There are two big issues getting a lot of public policy attention right now: the push by President Joe Biden's administration to vastly increase the amount of bio-based plastics used in the U.S. and chemical recycling rules.
The biopolymer story — with a "moon shot" sized target of transitioning 90 percent of plastics in the U.S. to bio-based materials — has obviously been the hot topic. That's understandable since it came out of the White House and was mostly unexpected.

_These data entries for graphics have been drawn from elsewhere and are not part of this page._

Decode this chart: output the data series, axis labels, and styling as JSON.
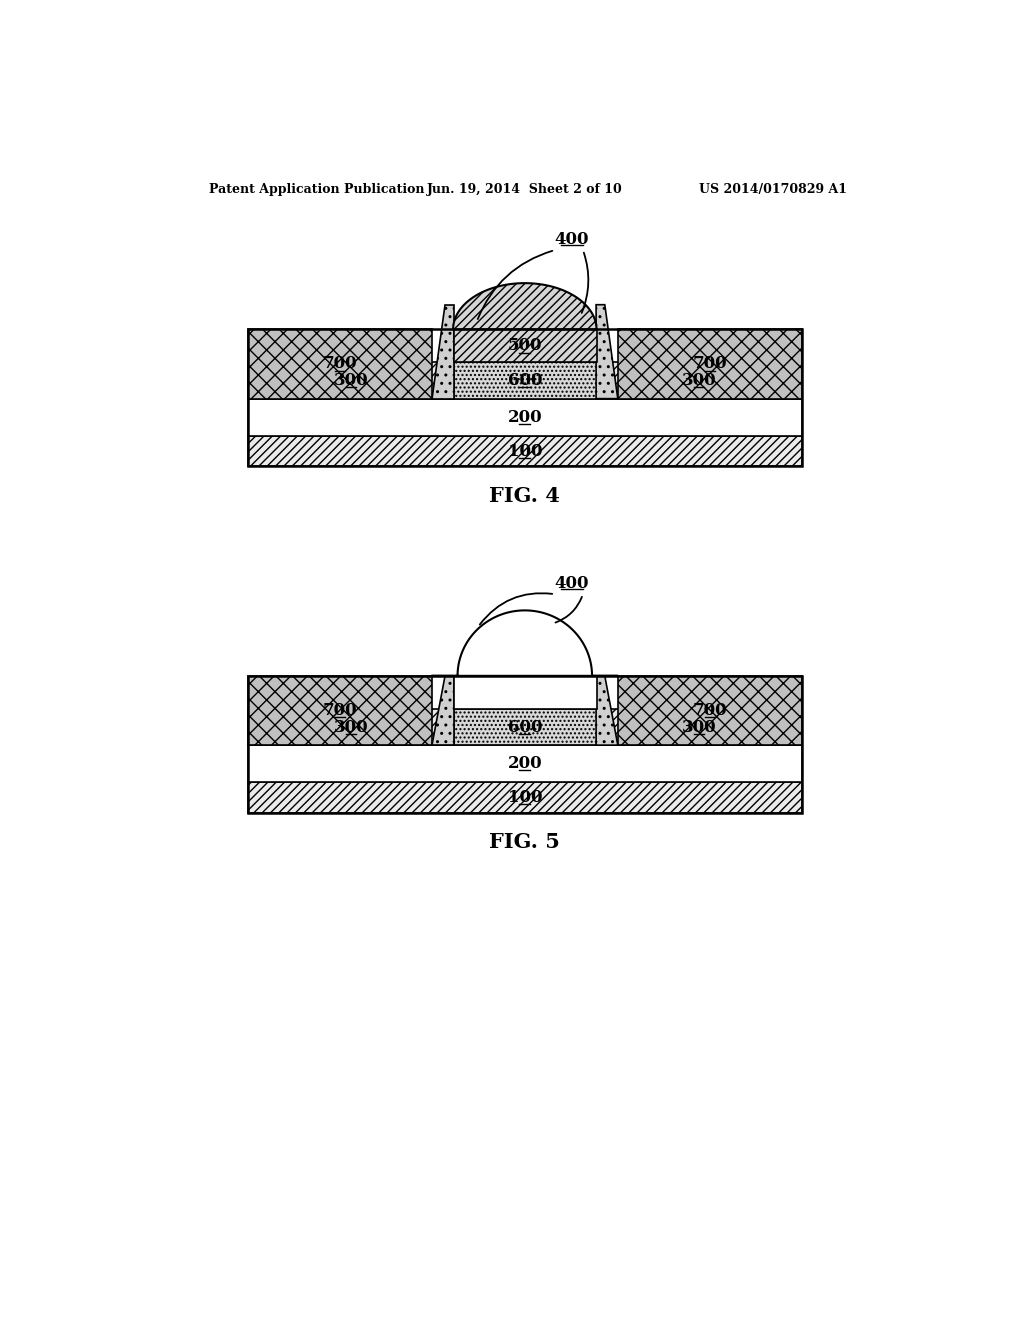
{
  "header_left": "Patent Application Publication",
  "header_mid": "Jun. 19, 2014  Sheet 2 of 10",
  "header_right": "US 2014/0170829 A1",
  "fig4_label": "FIG. 4",
  "fig5_label": "FIG. 5",
  "bg_color": "#ffffff"
}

Chemical recycling, on the other hand, has been mostly a debate in individual states, although national leaders have been talking about it too, including a hearing March 30.
What strikes me, though, is that while both have a very large footprint when it comes to public policy debates, both chemical recycling and bio-based plastics are relatively small pieces of the plastics puzzle in terms of actual business. McKinsey & Co. estimates that even with an investment of $40 billion by 2030, chemical recycling — or advanced recycling, the term many in the industry prefer — would account for only about 4-8 percent of all material used.
As both Steve Toloken and Jim Johnson from Plastics News have written this week, there's still a lot of uncertainties about just how much will be invested in chemical recycling. In Illinois, Ineos Styrolution America LLC is moving ahead with engineering plans for a possible chemical recycling plant in Illinois, although a proposal to extend a chemical recycling zone in two counties has stalled. Meanwhile, ExxonMobil is considering another chemical recycling site in the U.S. along with new facilities in Europe or Asia as part of a global expansion of capacity aiming at a target of 1 billion pounds of advanced recycling capacity by the end of 2026, or a little less than 500,000 metric tons. ExxonMobil produces more than 5 million metric tons of traditional plastics annually.